Cazarré, Leticia. Entrevista com Felipe Chaimovich, curador do MAM-SP. Rio de Janeiro, número 4 (edição ARTE). pp: 108 - 111. Dezembro, 2016.

 Fotografia Camilla Dylis

Fotografia Camilla Dylis

À primeira vista, a figura de um “curador de museu” surgiu na minha imaginação como a de um senhor de idade, roupas sóbrias, pouca paciência para quaisquer intervenções em sua rotina atribulada e pesada carga de leitura. O que mais eu poderia esperar de um estudioso e gestor à frente de uma grande instituição de arte? Será que falaria comigo? Estaria disposto a interromper suas atividades e conceder seu precioso tempo para mais uma entrevista, provavelmente cheia de perguntas óbvias? E caso ele se dispusesse a isso, como fazer para aproveitá-lo de maneira inteligente, objetiva e sanar as questões que eu vinha investigando desde o início da jornada para o que seria esta edição inteiramente dedicada à ARTE?

    Surpresa total quando vi surgindo em minha direção o jovem e sorridente Felipe Chaimovich, camisa xadrez em tons de azul, preto e branco, calças jeans batidas e a tranquilidade de quem sabe que nada pode ser mais natural do que um novo dia de trabalho no Museu de Arte Moderna de São Paulo. Simples como o café que compartilhamos no restaurante do museu, à beira dos jardins de Burle Marx.
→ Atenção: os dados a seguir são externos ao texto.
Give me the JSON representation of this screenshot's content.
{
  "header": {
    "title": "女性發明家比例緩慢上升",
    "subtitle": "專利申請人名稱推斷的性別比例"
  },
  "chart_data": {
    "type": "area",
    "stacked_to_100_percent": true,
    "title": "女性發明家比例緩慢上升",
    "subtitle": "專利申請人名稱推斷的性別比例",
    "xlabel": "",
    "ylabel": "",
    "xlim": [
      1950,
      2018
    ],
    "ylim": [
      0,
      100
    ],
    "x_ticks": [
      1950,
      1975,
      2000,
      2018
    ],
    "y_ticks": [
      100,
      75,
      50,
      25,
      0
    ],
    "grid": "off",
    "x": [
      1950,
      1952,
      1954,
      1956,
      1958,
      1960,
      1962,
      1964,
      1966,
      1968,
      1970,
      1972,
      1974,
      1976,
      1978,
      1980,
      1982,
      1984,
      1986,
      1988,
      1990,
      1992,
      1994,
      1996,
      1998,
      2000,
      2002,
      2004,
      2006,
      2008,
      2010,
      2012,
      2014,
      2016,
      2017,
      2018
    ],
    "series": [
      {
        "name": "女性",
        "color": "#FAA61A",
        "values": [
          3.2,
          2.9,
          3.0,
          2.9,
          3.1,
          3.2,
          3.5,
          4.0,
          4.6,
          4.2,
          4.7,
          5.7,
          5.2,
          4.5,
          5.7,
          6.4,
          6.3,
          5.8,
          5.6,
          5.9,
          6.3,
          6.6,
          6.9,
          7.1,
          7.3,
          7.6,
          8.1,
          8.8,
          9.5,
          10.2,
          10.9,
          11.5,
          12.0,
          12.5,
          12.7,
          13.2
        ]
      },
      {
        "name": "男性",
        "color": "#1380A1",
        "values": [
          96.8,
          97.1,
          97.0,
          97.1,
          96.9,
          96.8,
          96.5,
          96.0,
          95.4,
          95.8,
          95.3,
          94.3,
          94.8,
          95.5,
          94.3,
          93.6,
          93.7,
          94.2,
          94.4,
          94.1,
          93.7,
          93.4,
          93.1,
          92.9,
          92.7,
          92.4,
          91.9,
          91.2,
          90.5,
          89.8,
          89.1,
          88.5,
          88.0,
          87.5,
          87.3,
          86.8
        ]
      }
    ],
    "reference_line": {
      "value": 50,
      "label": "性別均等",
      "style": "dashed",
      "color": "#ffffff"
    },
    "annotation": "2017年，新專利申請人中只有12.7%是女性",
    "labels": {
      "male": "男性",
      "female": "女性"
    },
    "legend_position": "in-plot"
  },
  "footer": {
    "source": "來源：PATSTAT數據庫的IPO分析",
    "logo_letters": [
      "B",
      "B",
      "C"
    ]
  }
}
Leve como uma conversa entre amigos, sem pretensões e impressionismos, sem pílulas de referências intimidadoras, sem furtivos testes de conhecimento que rapidamente poriam à prova o razo conhecimento da entrevistadora sobre um tema tão vasto quanto a própria humanidade.

    Marcamos para um segundo encontro nossa entrevista, e assim tive o tempo necessário para vivenciar o museu explorando de perto não apenas suas obras, mas também seus bastidores: conferi a montagem da grande exposição O Útero do Mundo; frequentei aulas de história da arte moderna no auditório Lina Bo Bardi; fui ouvinte do curso de curadoria de arte na biblioteca do museu; conheci, me encantei e virei sócia do Clube da Gravura; e convivi com a equipe que torna possíveis os planos e sugestões de Felipe para essa grande instituição brasileira dedicada à arte moderna e contemporânea.

    A entrevista a seguir traz o resultado dessa conversa-vivência que me fez entender que a arte pode e deve ser acessível, tocável, experimentável. 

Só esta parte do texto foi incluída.